Donnerstag, 20.05.2004 – Kamikakushi[1]
Ich schaue mir am Morgen eher zufällig die Nachrichten an und sehe, dass sich zwei Geiselnehmer, ein Mann und eine Frau, in einem Haus verschanzt hatten, das wohl heute Morgen von einem Polizeikommando gestürmt worden ist. Der „spannende“ Bericht ist live und geht über mehrere Minuten, aber alles, was es zu sehen gibt, sind ein Haus mit zerbrochener Fensterscheibe, die obligatorische blaue Plane, um das Sichtfeld vor der Presse zu schützen und abfahrende Krankenwagen. Noch nicht einmal einen gesprochenen Kommentar gibt es. Mich interessiert heute der Wetterbericht mehr, da wohl gerade ein Taifun nach Norden rollt. Aber er wird bestenfalls den Ostrand der Kantô-Ebene mit seinen Ausläufern streifen (= Tokyo) und hier oben bei uns im schlimmsten Fall für unspektakuläre Wolken und ein bisschen Regen sorgen, heißt es. Und der Regen fällt heute zu günstigen Zeiten, nämlich dann, wenn wir unter einem Dach sind, und wir werden beim Radfahren nicht nass.

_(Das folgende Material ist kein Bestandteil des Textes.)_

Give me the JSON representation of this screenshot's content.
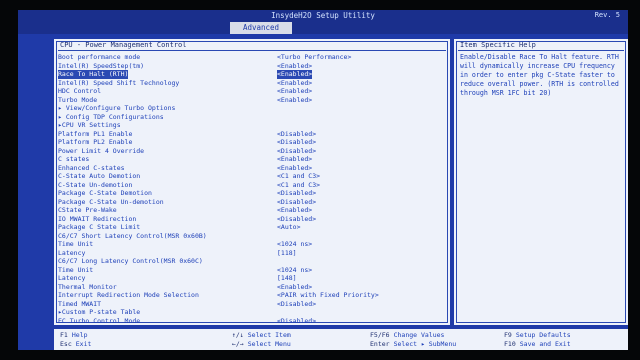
{
  "header": {
    "title": "InsydeH2O Setup Utility",
    "revision": "Rev. 5"
  },
  "tabs": [
    {
      "label": "Advanced"
    }
  ],
  "panel": {
    "title": "CPU - Power Management Control"
  },
  "rows": [
    {
      "label": "Boot performance mode",
      "value": "<Turbo Performance>"
    },
    {
      "label": "Intel(R) SpeedStep(tm)",
      "value": "<Enabled>"
    },
    {
      "label": "Race To Halt (RTH)",
      "value": "<Enabled>"
    },
    {
      "label": "Intel(R) Speed Shift Technology",
      "value": "<Enabled>"
    },
    {
      "label": "HDC Control",
      "value": "<Enabled>"
    },
    {
      "label": "  Turbo Mode",
      "value": "<Enabled>"
    },
    {
      "label": "▸ View/Configure Turbo Options",
      "value": ""
    },
    {
      "label": "▸ Config TDP Configurations",
      "value": ""
    },
    {
      "label": "▸CPU VR Settings",
      "value": ""
    },
    {
      "label": "Platform PL1 Enable",
      "value": "<Disabled>"
    },
    {
      "label": "Platform PL2 Enable",
      "value": "<Disabled>"
    },
    {
      "label": "Power Limit 4 Override",
      "value": "<Disabled>"
    },
    {
      "label": "C states",
      "value": "<Enabled>"
    },
    {
      "label": "  Enhanced C-states",
      "value": "<Enabled>"
    },
    {
      "label": "  C-State Auto Demotion",
      "value": "<C1 and C3>"
    },
    {
      "label": "  C-State Un-demotion",
      "value": "<C1 and C3>"
    },
    {
      "label": "  Package C-State Demotion",
      "value": "<Disabled>"
    },
    {
      "label": "  Package C-State Un-demotion",
      "value": "<Disabled>"
    },
    {
      "label": "CState Pre-Wake",
      "value": "<Enabled>"
    },
    {
      "label": "IO MWAIT Redirection",
      "value": "<Disabled>"
    },
    {
      "label": "Package C State Limit",
      "value": "<Auto>"
    },
    {
      "label": "C6/C7 Short Latency Control(MSR 0x60B)",
      "value": ""
    },
    {
      "label": "Time Unit",
      "value": "<1024 ns>"
    },
    {
      "label": "Latency",
      "value": "[118]"
    },
    {
      "label": "C6/C7 Long Latency Control(MSR 0x60C)",
      "value": ""
    },
    {
      "label": "Time Unit",
      "value": "<1024 ns>"
    },
    {
      "label": "Latency",
      "value": "[148]"
    },
    {
      "label": "Thermal Monitor",
      "value": "<Enabled>"
    },
    {
      "label": "Interrupt Redirection Mode Selection",
      "value": "<PAIR with Fixed Priority>"
    },
    {
      "label": "Timed MWAIT",
      "value": "<Disabled>"
    },
    {
      "label": "▸Custom P-state Table",
      "value": ""
    },
    {
      "label": "EC Turbo Control Mode",
      "value": "<Disabled>"
    }
  ],
  "selected_row": 2,
  "help": {
    "title": "Item Specific Help",
    "text": "Enable/Disable Race To Halt feature. RTH will dynamically increase CPU frequency in order to enter pkg C-State faster to reduce overall power. (RTH is controlled through MSR 1FC bit 20)"
  },
  "footer": {
    "f1_key": "F1",
    "f1_desc": "Help",
    "esc_key": "Esc",
    "esc_desc": "Exit",
    "updown_key": "↑/↓",
    "updown_desc": "Select Item",
    "leftright_key": "←/→",
    "leftright_desc": "Select Menu",
    "f5f6_key": "F5/F6",
    "f5f6_desc": "Change Values",
    "enter_key": "Enter",
    "enter_desc": "Select ▸ SubMenu",
    "f9_key": "F9",
    "f9_desc": "Setup Defaults",
    "f10_key": "F10",
    "f10_desc": "Save and Exit"
  }
}
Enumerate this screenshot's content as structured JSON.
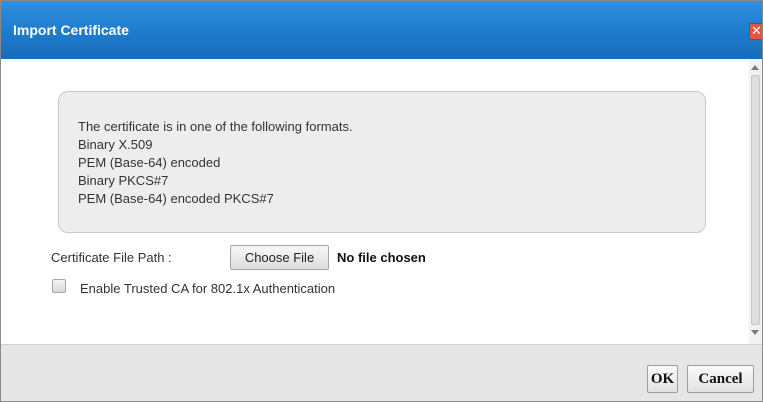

Nach Yamazakis Unterricht betreibe ich weiter Werbung für das gemeinsame Sushi-Essen am Samstag. Unser chinesisches Ehepaar Han (sie) und Jo (er) erklärt, Interesse zu haben. Und währenddessen passiert etwas sehr Merkwürdiges. Drehen wir die Zeit für die Einleitung zwanzig Minuten zurück:
Ich finde unter meinem Tisch im Lehrsaal einen Ordner mit Unterrichtsunterlagen und Hausaufgaben, einiges davon Englisch. Kein besonders gutes Englisch, der Autor (eher „die Autorin“, der Schrift nach zu urteilen) hat Probleme mit Präpositionen. Na egal. Ich suche nach einem Namen und finde schließlich eine Arbeitserlaubnis für Ausländer, wenn ich das richtig sehe. Eine Chinesin offenbar… ha, und den Namen darauf kann ich sogar lesen: „Das fröhliche, fröhliche Pferd“ – Ma FanFan. Aha… und sie ist zwei Jahre älter, als sie mir gesagt hat… sie ist 1980 geboren, nicht 1982. Eitelkeit kennt offenbar keine Grenzen. 🙂 Das würde zum Teil erklären, warum sie mich damals so vehement gebeten hat, ihr Geburtsjahr wieder zu vergessen. Ich lache in mich hinein. Es wäre auch nicht das erste Mal, dass ein Chinese sein Geburtsjahr für sich behält, so wie Tei, der Programmierer, der mir erzählen will, dass das Jahr der Geburt in China für amtliche Vorgänge nicht von Bedeutung sei. Ich lege den Ordner schön sichtbar auf den Tisch, damit ich ihn nicht vergesse. Bei Unterrichtsende, nach den zwanzig Minuten der Einleitung, wende ich mich dann zuerst dem Ehepaar zu und rede zwei Minuten mit den beiden, zuzüglich der Zeit, die ich brauche, um das Foto zu machen, das mir noch von den beiden fehlt. Sie kriegen ein gemeinsames.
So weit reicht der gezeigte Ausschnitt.